While CFOs still grumble about the billions of dollars Y2K siphoned from the bottom line over the last four years, forward-looking CIOs are already designing new systems that could pump those dollars back into the company several times over. For some CIOs, Y2K was an opportunity to clean up decades of system patchwork and to streamline networks, as well as to identify the true mission-critical applications and unplug the rest. Others side-stepped the process by investing millions in ERP.
But what now? Even with the new year three months away, CIO can hear rumblings in the distance. It's not the sound of panic but that of executives running to the CIO's door to ask about their pet projects, the applications that have been left twiddling while Y2K burned. You've had a reprieve from the requests, but don't expect to rest on your laurels. You now have to prioritise what comes next. As one consultant says, "Y2K was a time to contemplate our navels.
Post-Y2K is a time to reassess what we learned from the greatest technological migration in the history of man and put it into action." Generally, CIOs are organising the backlog of applications into three distinct areas: the Web, corporate-knowledge mining and customer relations. Naturally, some of these overlap. And of course, there's an overarching goal, undoubtedly affected by how much companies have been spending on technology recently. CIOs report they're examining all new projects in terms of improving the organisation's ability to compete in a new Web-dominated world.
Circumventing the Yo-Yos
While Y2K efforts have been roiling, there's been a push to serve customers better, made more urgent by the fact that competitors on the Web can communicate more easily with them. As one retailing industry executive admits, "If we don't do something about providing better and easier service to our customers, some yo-yo is going to set up a kind of www.storefront.com and take away our business." At the same time, CIOs are trying to maximise their goals post-Y2K, looking for applications that provide value internally and externally. For example, one long-distance telecommunications carrier is working on a Web-based billing system that will save about $US750 million, according to Janet Wylie, president and CEO of HCL James Martin, the Fairfax, Virginia, firm that's developing the application. That's a hefty chunk of the customer's annual $US1.8 billion billing costs. "Companies can't allow Y2K to eclipse what they must do to remain competitive," says Wylie.

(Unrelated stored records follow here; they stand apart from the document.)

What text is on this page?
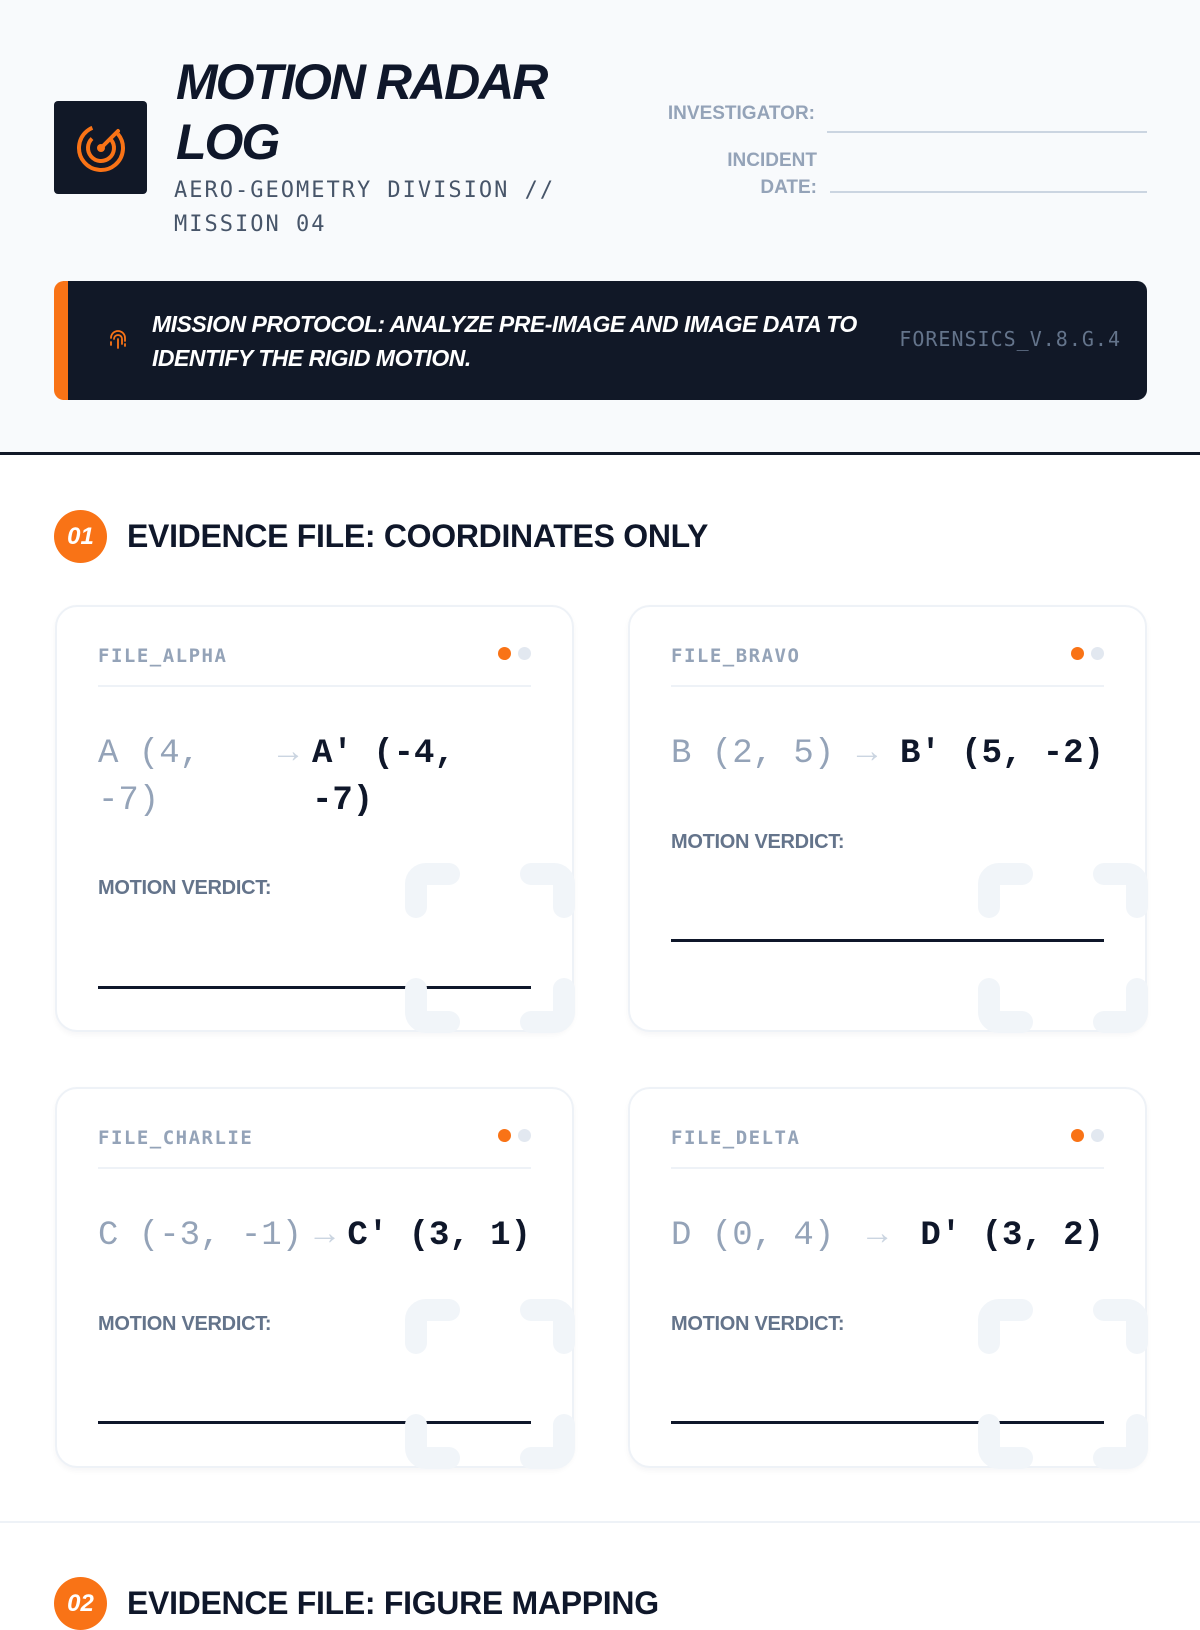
MOTION RADAR LOG
AERO-GEOMETRY DIVISION // MISSION 04
INVESTIGATOR:
INCIDENT
DATE:
MISSION PROTOCOL: ANALYZE PRE-IMAGE AND IMAGE DATA TO IDENTIFY THE RIGID MOTION.
FORENSICS_V.8.G.4
01	EVIDENCE FILE: COORDINATES ONLY
FILE_ALPHA
A (4, -7)
→ A' (-4, -7)
MOTION VERDICT:
FILE_BRAVO
B (2, 5) → B' (5, -2)
MOTION VERDICT:
FILE_CHARLIE
C (-3, -1) → C' (3, 1)
MOTION VERDICT:
FILE_DELTA
D (0, 4) → D' (3, 2)
MOTION VERDICT:
02	EVIDENCE FILE: FIGURE MAPPING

Although the new application is in an early specification stage, slated for deployment in 2000, similar systems have capabilities where customers can download and print their invoices and mail in payments or click on a button to authorise an automatic withdrawal from a cheque account. A typical company spends an average $7.50 per customer bill, whereas it will cost this company less than $1 with the new system.

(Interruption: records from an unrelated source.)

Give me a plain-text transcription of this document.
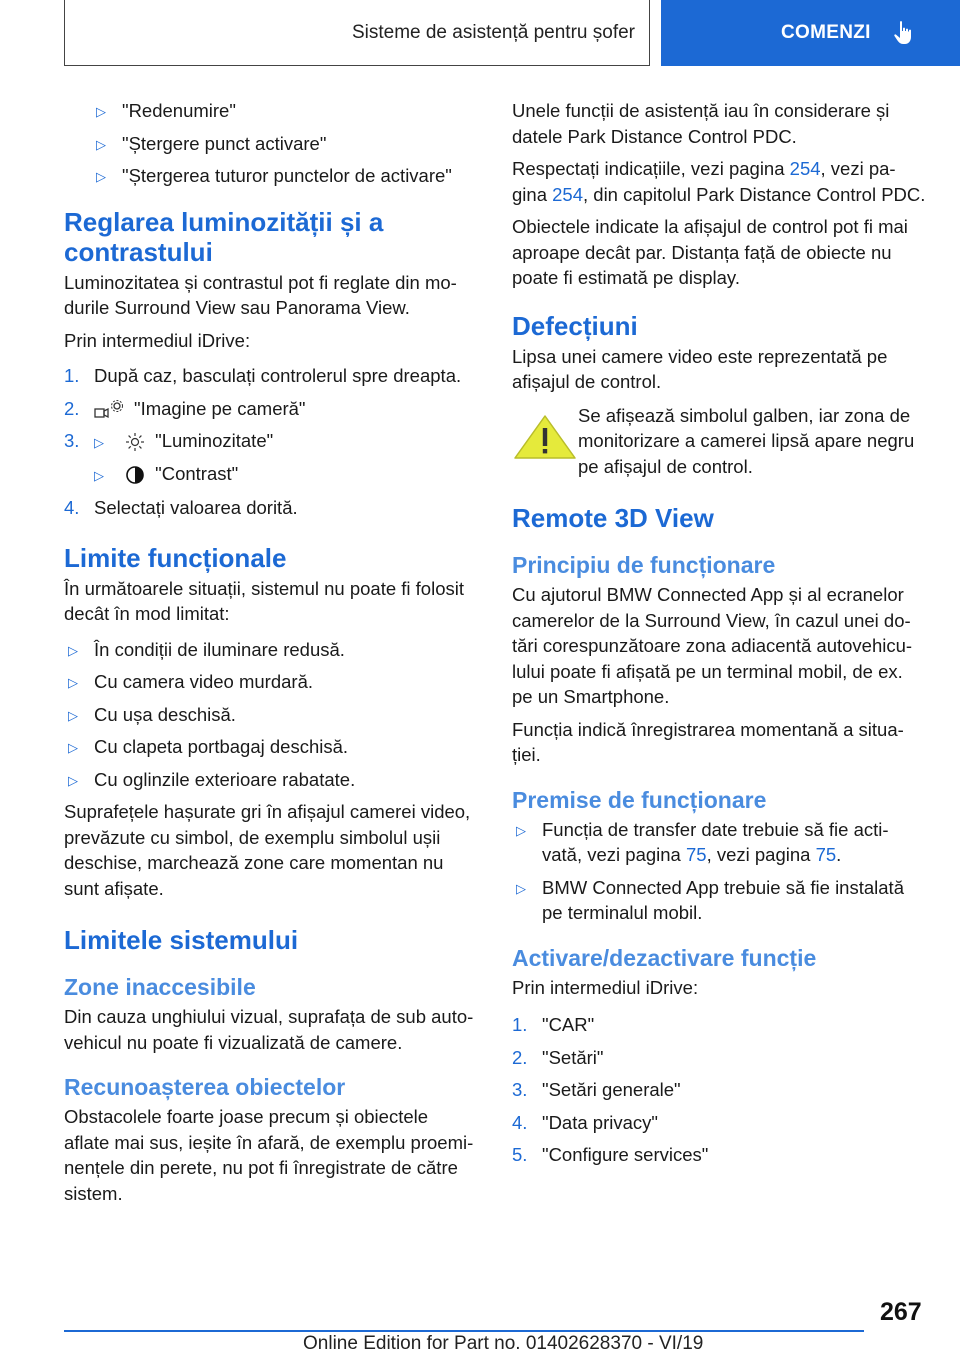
Sisteme de asistență pentru șofer	COMENZI
▷ "Redenumire"
▷ "Ștergere punct activare"
▷ "Ștergerea tuturor punctelor de activare"
Reglarea luminozității și a contrastului

Luminozitatea și contrastul pot fi reglate din mo‐durile Surround View sau Panorama View.

Prin intermediul iDrive:

1. După caz, basculați controlerul spre dreapta.
2.	"Imagine pe cameră"
3. ▷	"Luminozitate"
▷	"Contrast"
4. Selectați valoarea dorită.
Limite funcționale

În următoarele situații, sistemul nu poate fi folosit decât în mod limitat:

▷ În condiții de iluminare redusă.
▷ Cu camera video murdară.
▷ Cu ușa deschisă.
▷ Cu clapeta portbagaj deschisă.
▷ Cu oglinzile exterioare rabatate.

Suprafețele hașurate gri în afișajul camerei video, prevăzute cu simbol, de exemplu simbolul ușii deschise, marchează zone care momentan nu sunt afișate.

Limitele sistemului
Zone inaccesibile

Din cauza unghiului vizual, suprafața de sub auto‐vehicul nu poate fi vizualizată de camere.

Recunoașterea obiectelor

Obstacolele foarte joase precum și obiectele aflate mai sus, ieșite în afară, de exemplu proemi‐nențele din perete, nu pot fi înregistrate de către sistem.

Unele funcții de asistență iau în considerare și datele Park Distance Control PDC.

Respectați indicațiile, vezi pagina 254, vezi pa‐gina 254, din capitolul Park Distance Control PDC.

Obiectele indicate la afișajul de control pot fi mai aproape decât par. Distanța față de obiecte nu poate fi estimată pe display.

Defecțiuni

Lipsa unei camere video este reprezentată pe afișajul de control.

Se afișează simbolul galben, iar zona de monitorizare a camerei lipsă apare negru pe afișajul de control.
Remote 3D View
Principiu de funcționare

Cu ajutorul BMW Connected App și al ecranelor camerelor de la Surround View, în cazul unei do‐tări corespunzătoare zona adiacentă autovehicu‐lului poate fi afișată pe un terminal mobil, de ex. pe un Smartphone.

Funcția indică înregistrarea momentană a situa‐ției.

Premise de funcționare
▷ Funcția de transfer date trebuie să fie acti‐vată, vezi pagina 75, vezi pagina 75.
▷ BMW Connected App trebuie să fie instalată pe terminalul mobil.
Activare/dezactivare funcție

Prin intermediul iDrive:

1. "CAR"
2. "Setări"
3. "Setări generale"
4. "Data privacy"
5. "Configure services"
267
Online Edition for Part no. 01402628370 - VI/19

Even state governments are getting on the bandwagon of combining customer service with internal savings, making e-business systems a priority when it comes to licence renewals, taxpayer support services and financial assistance.
In the latter scenario, aid recipients can use debit cards for supermarket purchases and ATM cash withdrawals instead of food stamps and cheques, which are easily lost or stolen. George Boersma, CIO for the state of Michigan in Lansing, says this electronic system will reduce fraud and streamline the antiquated paper process.
While systems like these would have evolved over time, says Don Heiman, chief information technology architect and officer of the state of Kansas in Topeka, they were accelerated as a result of Y2K. "It gave us the opportunity to re-architect our computing infrastructure and determine how many different agencies could share core business applications." Of course, it's easy to deem a project a priority that so clearly aids both internal and external groups. But internally, the same bugaboo that CIOs have faced time and again pops up -- how do you determine the value of an IT project? Even now, it all goes back to alignment with the business: understanding your company's goals and translating them into the applications and technologies that support those initiatives. The key question to ask baying executives when setting priorities is, What business goal does this application support? What Hath ERP Wrought? One lingering question about priorities relates to ERP and the value it brings, or was supposed to bring. Companies that went with ERP to handle Y2K and want to build on that foundation have a whole raft of software available to improve sales, productivity, order fulfilment and customer relationship management, notes William Ruckle, director of systems innovation and integration with Ernst & Young LLP in Detroit. Other companies, stunned by how much structure ERP imposes, may not want to extend the end-to-end solution even further into their organisation.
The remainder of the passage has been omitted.